Reflections After the Movie Theater Shooting in Aurora, Colorado

Jumping into the gun culture as a complete novice is like jumping into the deep end of the pool without knowing how to swim. Massive debates have taken place over the history of guns in America, over the proper interpretation of the Second Amendment to the US Constitution, and over the proper way to regulate guns (cf. Clayton Cramer’s Armed America: The Remarkable Story of How and Why Guns Became as American as Apple Pie, Saul Cornell’s Whose Right to Bear Arms Did the Second Amendment Protect?, and the NRA vs. Brady Campaign).


My disposition as a social scientist is to try to gather as much high quality data as possible and to try to understand an issue as thoroughly as possible before speaking about it – especially in public. So, when 43-year old former nursing student One L. Goh (a male) assassinated seven and wounded three in a shooting spree at Oikos University in Oakland on April 2, 2012, I said I needed to know more before I commented. When the story of 28-year-old George Zimmerman’s February 26, 2012 shooting of 17-year-old Trayvon Martin in Sanford, Florida broke in mid-March, I said I needed to think about it more before I commented. And on and on.



The attack in an Aurora, Colorado movie theater in the early hours of July 20th by 24-year-old James Holmes, which killed at least 12 and injured 58 others, has made me re-think this position a bit. I feel like I need to start “thinking out loud” more. I need to allow myself to publicly puzzle through situations a bit more, even before I fully understand them, while at the same time respecting my professional training by beginning with empirical data.

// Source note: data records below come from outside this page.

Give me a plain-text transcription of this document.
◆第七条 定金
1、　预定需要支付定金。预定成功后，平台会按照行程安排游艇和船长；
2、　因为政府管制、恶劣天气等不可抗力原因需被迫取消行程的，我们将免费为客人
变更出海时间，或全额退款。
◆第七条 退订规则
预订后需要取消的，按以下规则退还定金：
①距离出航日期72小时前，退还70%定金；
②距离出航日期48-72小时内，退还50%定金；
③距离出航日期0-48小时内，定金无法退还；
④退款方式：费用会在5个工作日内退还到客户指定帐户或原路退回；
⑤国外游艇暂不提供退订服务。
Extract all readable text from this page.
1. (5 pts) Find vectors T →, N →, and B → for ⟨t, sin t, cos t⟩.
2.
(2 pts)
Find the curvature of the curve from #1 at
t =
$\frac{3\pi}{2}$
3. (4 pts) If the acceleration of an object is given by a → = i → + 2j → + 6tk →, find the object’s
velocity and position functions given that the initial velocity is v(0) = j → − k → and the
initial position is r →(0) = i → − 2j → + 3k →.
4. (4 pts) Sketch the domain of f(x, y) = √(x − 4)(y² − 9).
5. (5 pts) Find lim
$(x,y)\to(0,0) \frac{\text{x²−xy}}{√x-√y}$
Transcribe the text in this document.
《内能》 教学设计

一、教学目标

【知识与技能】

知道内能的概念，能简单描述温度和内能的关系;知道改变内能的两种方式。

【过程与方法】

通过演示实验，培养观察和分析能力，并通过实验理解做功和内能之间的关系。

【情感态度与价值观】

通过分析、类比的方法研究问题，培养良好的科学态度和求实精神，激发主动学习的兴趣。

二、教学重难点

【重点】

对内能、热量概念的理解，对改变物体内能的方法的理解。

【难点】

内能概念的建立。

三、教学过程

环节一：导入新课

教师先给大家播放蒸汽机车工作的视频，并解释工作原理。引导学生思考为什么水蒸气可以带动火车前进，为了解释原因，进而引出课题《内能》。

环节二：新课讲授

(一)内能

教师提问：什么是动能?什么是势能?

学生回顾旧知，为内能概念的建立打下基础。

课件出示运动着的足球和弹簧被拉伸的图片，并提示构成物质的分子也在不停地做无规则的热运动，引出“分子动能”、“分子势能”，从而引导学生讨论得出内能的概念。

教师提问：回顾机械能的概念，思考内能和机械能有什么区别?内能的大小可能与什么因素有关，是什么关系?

So, I have been scanning my Twitter feed (@gunculture2pt0) to see who is bringing forward data about guns and gun use in America. One interesting tweet came from The (London) Guardian’s Datablog (blog subtitle: Facts are sacred).

The blog used data from the Small Arms Survey from 2007, which provides data on civilian gun ownership rates for 178 countries around the world.  The story reads, in part:

“So, given those caveats, we can see which countries have the highest ownership rates for firearms – and which have the highest gun murder rates.

The key facts are:

• The US has the highest gun ownership rate in the world – an average of 88 per 100 people. That puts it first in the world for gun ownership – and even the number two country, Yemen, has significantly fewer – 54.8 per 100 people

• But the US does not have the worst firearm murder rate – that prize belongs to Honduras, El Salvador and Jamaica. In fact, the US is number 28, with a rate of 2.97 per 100,000 people.”

My initial thought: because murder rates are related to many social, economic, and political factors – and not just the number of people who have guns – I am more interested in how the firearm murder rate in the United States compares to countries that have a similar level of development (like England and European countries) than how it compares to developing countries like Honduras, El Salvador, and Jamaica.

Even thinking about firearm murders in America, the equation seems to be GUNS + POVERTY = MURDER BY GUNS. Although mass murders like at Columbine, Virginia Tech, Fort Hood, and Aurora involve people who clearly are not suffering from economic poverty, I would venture to guess that there is a strong correlation between poverty and murder by firearm in general (indeed, a correlation between poverty and murder by any means in general). This would be true whether we look within a country, or compare between countries. I am sure someone has done some research on this, and I am after the sources so let me know if you kinow of some.

In terms of the Guardian Datablog, there is also an interesting interactive map provided, as well as a link to the data used for anyone who wants to investigate further for herself.